When two siblings emptied $14 out of their piggy banks in 2004 to help a deployed soldier pay an exorbitant cellphone bill, no one thought it would result in a major organization called Cell Phones for Soldiers.
Brittany and Robbie Bergquist, now 28 and 27 years old respectively, reflected on the last 15 years since creating CPFS when they were students at Norwell Middle School.
“We saw on the news that a deployed Massachusetts soldier had an $8,000 phone bill, and we were devastated that soldiers serving our country couldn’t afford to talk to their loved ones,” Brittany said. Without discussing it, they emptied their piggy banks on the kitchen table. “We told our parents we wanted to help pay the soldier’s phone bill. Then we asked our friends to contribute and ended up with $21.”

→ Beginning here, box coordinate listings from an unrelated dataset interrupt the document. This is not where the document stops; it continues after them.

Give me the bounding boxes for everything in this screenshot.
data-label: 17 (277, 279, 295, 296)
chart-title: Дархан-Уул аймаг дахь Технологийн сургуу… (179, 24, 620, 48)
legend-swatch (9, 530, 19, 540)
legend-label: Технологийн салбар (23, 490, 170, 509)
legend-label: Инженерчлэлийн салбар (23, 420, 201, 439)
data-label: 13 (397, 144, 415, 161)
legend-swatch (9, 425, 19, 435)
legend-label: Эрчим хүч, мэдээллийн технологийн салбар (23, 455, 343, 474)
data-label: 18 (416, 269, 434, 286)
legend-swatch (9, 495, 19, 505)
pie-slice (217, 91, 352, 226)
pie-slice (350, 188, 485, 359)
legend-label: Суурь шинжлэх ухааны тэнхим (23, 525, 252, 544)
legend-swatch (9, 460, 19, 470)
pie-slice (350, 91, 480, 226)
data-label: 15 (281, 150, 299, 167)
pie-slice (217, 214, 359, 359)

The duo realized that would barely make a dent in such a high bill, so they held car washes and bake sales. “We ended up getting enough notoriety on the news locally and nationally that the phone company waived his bill,” Brittany said.
“We learned the issue was widespread, so we expanded our efforts, and with our parents’ help, we created the [nonprofit] called Cell Phones for Soldiers,” Robbie added.
But their best intentions met with setbacks. Unsolicited, people sent their discarded phones to the Bergquist’s Norwell home. After receiving hundreds of cellphones, they decided to add minutes to the phones and send them to soldiers.
“But one hour after a national TV interview, a Department of Defense general called and said we had to cease and desist our project because it was a security hazard for the soldiers,” since the phones could potentially be tracked by an enemy, thus revealing the soldiers’ locations, Robbie explained. “This was a huge roadblock. Our program was beginning to build momentum, going viral before viral was a thing. By now we were receiving thousands of phones and had to rethink what to do with them.”
The answer was a recycling program to generate funds and an eventual partnership with AT&T Inc. to provide calling cards to the troops, enabling them to call home for free.
Celebrating its 15th anniversary last month, CPFS is now an international program that has distributed more than 5 million calling cards loaded with more than 350 million minutes of talk-time to deployed service members. Although deployments are fewer now, they still send a weekly average of 4,000calling cards and collect about 50,000 recycled phones per month, helping to reduce waste in landfills.
As times changed, CPFS expanded its mission to assist veterans returning home with a CPFS offshoot, Helping Heroes Home. It provides emergency funding for soldiers in need after deployments, paying a one-time bill up to $750.
“We also plan to grow our veterans’ initiative program,” said Robbie, “to provide sustainable, affordable phone plans with pre-loaded phones for returning veterans to help them stay connected in this ultra-connected world.”
Robbie and Brittany were named to Forbes’ 30 Under 30 list in 2017, joining the prestigious ranks of Facebook’s Mark Zuckerberg and Snapchat’s Evan Spiegel as young game-changers and entrepreneurs. Combined, they’ve received two dozen awards and recognitions, met celebrities and high-ranking politicians including President George W. Bush, and were featured in the Young Heroes Book Series.
The Bergquists grew up running CPFS with the help of their parents, Gail and Robert, and older sister Courtney, while trying to maintain a normal existence. “One minute we’d be on ‘Good Morning America’ and the next minute our parents would tell us to take out the trash,” said Brittany, who now lives in Plymouth. “Both parents were teachers and made a point to keep us grounded.”
Robbie said Boston College High School was understanding of his need to miss classes for CPFS duties, providing him with lessons while he traveled, and allowing him to play varsity soccer in spite of missing practices.
Their work with CPFS helped dictate their college majors. Brittany studied marketing and economics at Stonehill College and Robbie, a college soccer player, chose Isenberg School of Management at the University of Massachusetts Amherst to study sports management and marketing.
While maintaining an active role in CPFS, Brittany is a New England associate field marketing manager for Kind Snacks. Robbie continues to run CPFS in Atlanta through a strategic partnership with its recycler, CT Cellutions. The company pays all of CPFS’s overhead, including Robbie’s and his assistant’s salary.
“Our goal is to put Cell Phones for Soldiers out of business,” Robbie said. “But as long as there’s a need, and until there’s a government program that provides proper communication tools free for our military, I’ll continue working with CPFS.”
CPFS continues to accept discarded cellphones and small electronics such as iPads and iPods. Donation information is on its website, www.cellphonesforsoldiers.com.